Y ahí quedó clara la estrategia.
Maru busca instalar la idea de que existe una persecución política contra la oposición mientras Morena intenta minimizar o contener las acusaciones internacionales contra personajes cercanos a la 4T.
La gobernadora incluso acusó al oficialismo de intentar “empatar cartones” para diluir la crisis política que enfrenta Morena tras las investigaciones y señalamientos relacionados con Sinaloa.
Pero el mensaje más fuerte vino después.
Campos aseguró que desde hace un mes buscan “torcer la ley” para construirle un caso y advirtió que hoy van contra ella… pero después podrían ir contra cualquiera que critique al oficialismo.
En el fondo, el discurso ya dejó de ser local.

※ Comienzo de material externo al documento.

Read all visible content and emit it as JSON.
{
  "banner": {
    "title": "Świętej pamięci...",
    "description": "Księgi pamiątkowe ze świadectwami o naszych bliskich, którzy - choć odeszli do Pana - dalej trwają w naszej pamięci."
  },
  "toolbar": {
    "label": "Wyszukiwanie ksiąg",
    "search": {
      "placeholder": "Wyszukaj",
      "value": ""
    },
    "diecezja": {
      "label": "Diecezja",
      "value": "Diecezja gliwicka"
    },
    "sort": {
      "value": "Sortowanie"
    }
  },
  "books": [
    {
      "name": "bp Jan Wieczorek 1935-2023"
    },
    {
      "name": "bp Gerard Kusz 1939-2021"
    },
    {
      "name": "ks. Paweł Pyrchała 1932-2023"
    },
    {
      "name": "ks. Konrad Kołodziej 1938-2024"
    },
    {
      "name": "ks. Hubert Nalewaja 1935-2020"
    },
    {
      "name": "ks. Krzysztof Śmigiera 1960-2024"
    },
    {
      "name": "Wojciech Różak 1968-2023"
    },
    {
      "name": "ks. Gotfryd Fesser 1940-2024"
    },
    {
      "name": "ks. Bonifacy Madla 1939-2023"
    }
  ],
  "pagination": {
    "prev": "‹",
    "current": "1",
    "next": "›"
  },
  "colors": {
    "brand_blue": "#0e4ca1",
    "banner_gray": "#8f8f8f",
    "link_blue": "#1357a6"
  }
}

Ahora Chihuahua y Sinaloa aparecen dentro de una misma narrativa nacional: narcotráfico, soberanía, presión de Estados Unidos y uso político de las instituciones
Todo esto mientras desde Washington también siguen escalando las declaraciones.
El administrador de la Drug Enforcement Administration, Terrence Cole, advirtió recientemente que las acusaciones contra funcionarios sinaloenses “son apenas el inicio”, dejando abierta la puerta a nuevos casos.
Y eso encendió todavía más las alarmas en la clase política mexicana.
Porque ya no se trata solamente de investigaciones judiciales.
Ahora también se juega narrativa electoral, presión diplomática y control político rumbo al 2027. Y en ese escenario, Maru decidió pasar de defensiva… a confrontación directa.